ABCD pattern is also known as Measured Move and Swing Measurement. In the past, investors called it Measured Move, and mostly now they call it the ABCD pattern.
Here is how the bullish ABCD pattern forms.
- The first leg starts from the bottom of a downtrend (point A) and then rises but does not reach or exceed the beginning of the downtrend (point B). This is the AB leg.
- Next, the price falls but does not reach the A level (point C). Generally, it falls to 50% – 61% of the AB height. This is the BC leg or correction.
- Finally, the price rises and exceeds the B level reaching point C. And it is the last point that makes the CD leg.
In this pattern, generally, the leg AB = CD. However, it is not a must to be exactly the same. A slight difference should be ignored.
An ABCD pattern completes only if the price is reversed from point C.
On the other hand, the bearish ABCD pattern is the opposite way of the bullish version.
Here is an image that shows its structure.
Trading Strategy of the ABCD Pattern
From the Elliott Wave Theory perspective, the entire ABCD pattern is a correction that starts after a spike.
So, to make sure that it is a correction, the slope of the formation should not be as steep as the prior trend.
In other words, without consideration of the positivity and negativity of slopes, the correction wave should have less slope than the spike.
So, make sure that it is an ABCD pattern. Just AB = CD does not mean that it is an ABCD pattern. It should reverse from point C.
Then, when you are sure this pattern exists, look for confirmations such as technical indicators and chart structures.
Finally, based on smaller patterns and confirmation place your trade. Candlestick patterns around point C are very helpful.
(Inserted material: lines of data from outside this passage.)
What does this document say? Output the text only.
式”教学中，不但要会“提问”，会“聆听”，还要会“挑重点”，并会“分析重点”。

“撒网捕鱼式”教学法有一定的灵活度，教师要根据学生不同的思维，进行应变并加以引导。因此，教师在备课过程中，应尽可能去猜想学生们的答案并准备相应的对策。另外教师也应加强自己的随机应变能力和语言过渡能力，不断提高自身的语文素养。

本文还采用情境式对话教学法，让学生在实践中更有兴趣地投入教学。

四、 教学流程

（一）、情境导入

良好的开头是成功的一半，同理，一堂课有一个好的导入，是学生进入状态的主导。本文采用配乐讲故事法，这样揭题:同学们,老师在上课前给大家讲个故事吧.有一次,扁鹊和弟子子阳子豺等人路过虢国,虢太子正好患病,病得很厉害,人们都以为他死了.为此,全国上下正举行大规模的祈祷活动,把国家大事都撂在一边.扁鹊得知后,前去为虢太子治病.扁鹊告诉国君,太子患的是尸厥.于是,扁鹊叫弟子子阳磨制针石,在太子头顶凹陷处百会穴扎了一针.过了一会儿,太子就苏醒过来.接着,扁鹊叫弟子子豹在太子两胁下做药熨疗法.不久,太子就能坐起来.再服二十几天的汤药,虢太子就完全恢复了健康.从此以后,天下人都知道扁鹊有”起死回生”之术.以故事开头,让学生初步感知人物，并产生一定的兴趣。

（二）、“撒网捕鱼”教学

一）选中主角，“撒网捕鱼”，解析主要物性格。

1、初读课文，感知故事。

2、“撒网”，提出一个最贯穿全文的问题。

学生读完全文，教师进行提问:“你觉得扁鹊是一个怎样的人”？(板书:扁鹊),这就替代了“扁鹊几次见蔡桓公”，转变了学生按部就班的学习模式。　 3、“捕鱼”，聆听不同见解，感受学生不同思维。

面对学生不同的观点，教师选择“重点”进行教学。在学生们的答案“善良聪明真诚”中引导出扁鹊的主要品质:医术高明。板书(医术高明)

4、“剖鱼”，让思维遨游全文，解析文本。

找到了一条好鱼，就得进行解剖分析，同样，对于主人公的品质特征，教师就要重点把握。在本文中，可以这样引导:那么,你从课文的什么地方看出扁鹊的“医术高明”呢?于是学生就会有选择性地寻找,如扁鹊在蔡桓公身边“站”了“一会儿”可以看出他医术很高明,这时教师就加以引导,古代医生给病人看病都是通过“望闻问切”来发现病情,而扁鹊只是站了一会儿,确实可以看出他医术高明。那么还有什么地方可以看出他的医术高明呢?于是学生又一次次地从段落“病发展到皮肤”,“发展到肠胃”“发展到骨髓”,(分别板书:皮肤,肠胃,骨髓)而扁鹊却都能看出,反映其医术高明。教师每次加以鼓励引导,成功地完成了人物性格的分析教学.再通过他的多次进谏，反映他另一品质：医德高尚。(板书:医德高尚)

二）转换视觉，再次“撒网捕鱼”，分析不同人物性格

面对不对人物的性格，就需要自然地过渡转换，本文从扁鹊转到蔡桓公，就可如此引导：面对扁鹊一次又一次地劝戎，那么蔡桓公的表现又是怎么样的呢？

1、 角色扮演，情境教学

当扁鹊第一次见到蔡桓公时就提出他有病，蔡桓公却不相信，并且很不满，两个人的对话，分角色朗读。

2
So, look at them.
Put a stop loss below point C in a bullish ABCD and above the C level in a bearish ABCD pattern.
Your take-profit should be at least from the C to the A level or adjust as new formations appear.
ABCD Pattern Examples
This article provides you with four examples, two from each version.
The daily chart of AUDJPY made an ABCD pattern from early September to early November 2020.
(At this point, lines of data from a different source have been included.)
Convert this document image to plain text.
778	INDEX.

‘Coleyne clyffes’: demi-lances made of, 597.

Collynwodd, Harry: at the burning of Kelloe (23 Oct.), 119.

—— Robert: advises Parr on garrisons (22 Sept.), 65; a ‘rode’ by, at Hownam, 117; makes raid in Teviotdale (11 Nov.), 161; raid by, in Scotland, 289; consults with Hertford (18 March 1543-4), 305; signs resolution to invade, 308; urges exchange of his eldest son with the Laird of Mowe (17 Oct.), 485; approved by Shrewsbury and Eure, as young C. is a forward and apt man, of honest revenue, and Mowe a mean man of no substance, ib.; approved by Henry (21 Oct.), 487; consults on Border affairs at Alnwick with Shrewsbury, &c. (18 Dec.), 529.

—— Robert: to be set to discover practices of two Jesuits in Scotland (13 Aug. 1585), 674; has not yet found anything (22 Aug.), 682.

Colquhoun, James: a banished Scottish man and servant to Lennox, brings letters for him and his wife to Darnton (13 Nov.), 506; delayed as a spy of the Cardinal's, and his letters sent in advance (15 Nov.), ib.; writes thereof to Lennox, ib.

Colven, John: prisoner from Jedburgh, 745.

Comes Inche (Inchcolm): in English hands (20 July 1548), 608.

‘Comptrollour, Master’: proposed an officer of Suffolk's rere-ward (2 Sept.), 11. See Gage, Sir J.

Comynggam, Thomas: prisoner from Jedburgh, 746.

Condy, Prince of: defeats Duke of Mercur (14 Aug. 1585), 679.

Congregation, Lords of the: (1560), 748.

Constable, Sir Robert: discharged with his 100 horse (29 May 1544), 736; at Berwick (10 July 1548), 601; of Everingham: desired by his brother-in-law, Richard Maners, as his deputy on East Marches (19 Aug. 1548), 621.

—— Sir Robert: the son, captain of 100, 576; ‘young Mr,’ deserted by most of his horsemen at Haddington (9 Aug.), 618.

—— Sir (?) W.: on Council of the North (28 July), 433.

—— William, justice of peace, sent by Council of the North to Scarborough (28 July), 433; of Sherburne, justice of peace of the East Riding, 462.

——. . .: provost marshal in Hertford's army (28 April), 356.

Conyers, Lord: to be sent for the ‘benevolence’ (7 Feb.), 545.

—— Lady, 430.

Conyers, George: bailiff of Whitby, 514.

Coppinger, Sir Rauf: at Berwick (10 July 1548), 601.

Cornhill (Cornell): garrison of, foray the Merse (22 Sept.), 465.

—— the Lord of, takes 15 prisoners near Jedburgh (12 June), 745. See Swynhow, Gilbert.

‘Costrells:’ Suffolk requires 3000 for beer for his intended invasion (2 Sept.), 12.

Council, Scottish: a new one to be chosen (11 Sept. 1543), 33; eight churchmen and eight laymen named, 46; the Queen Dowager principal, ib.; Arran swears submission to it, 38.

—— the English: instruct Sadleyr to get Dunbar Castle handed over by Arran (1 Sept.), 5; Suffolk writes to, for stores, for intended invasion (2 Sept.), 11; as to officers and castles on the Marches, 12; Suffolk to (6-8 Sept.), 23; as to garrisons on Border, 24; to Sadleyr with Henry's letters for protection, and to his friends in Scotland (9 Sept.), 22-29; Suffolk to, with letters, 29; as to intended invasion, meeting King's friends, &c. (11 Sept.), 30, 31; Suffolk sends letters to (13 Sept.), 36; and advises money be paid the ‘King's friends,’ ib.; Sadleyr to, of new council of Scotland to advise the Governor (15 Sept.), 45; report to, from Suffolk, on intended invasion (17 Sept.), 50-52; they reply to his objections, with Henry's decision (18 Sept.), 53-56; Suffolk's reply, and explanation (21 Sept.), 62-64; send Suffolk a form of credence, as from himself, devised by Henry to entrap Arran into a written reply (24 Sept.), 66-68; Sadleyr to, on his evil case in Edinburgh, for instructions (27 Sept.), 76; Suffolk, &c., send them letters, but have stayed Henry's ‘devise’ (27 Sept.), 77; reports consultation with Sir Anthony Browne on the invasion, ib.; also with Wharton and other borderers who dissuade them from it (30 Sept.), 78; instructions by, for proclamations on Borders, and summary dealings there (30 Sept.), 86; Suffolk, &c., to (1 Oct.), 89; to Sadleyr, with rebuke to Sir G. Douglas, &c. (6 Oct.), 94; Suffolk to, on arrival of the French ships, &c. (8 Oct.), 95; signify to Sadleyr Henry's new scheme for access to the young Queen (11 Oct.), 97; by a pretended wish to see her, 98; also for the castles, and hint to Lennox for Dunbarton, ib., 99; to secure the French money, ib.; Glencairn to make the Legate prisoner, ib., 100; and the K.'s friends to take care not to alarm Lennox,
A shooting star candlestick stops the uptrend which is point A. Then, it falls and is stopped by an inverted hammer, marked as B. Next, the price starts rising to reach C where two candles make a bearish harami pattern. Finally from point C, the price drops to point D where the chart makes a bullish engulfing pattern.
The new uptrend started from point C and continued rising. In the middle, it made a flag in the daily chart, and this flag is another bullish ACBCD pattern in the 4-hourly chart.
An aggressive trader may buy after the completion of the bullish engulfing. And a conservative trade may wait longer for the price to cross the resistance line of the pattern and wait for a confirmation. In both cases, this pattern was a good opportunity.
A bearish ABCD pattern appeared in the daily chart of gold from mid-July to mid-October of 2015.
The above pattern started with a symmetrical triangle and ended at point D with a long-legged doji.
From the last point (D) the price dropped below the A level, made a rounding bottom, and changed direction.
The above pattern is a clear example and does not need more explanation.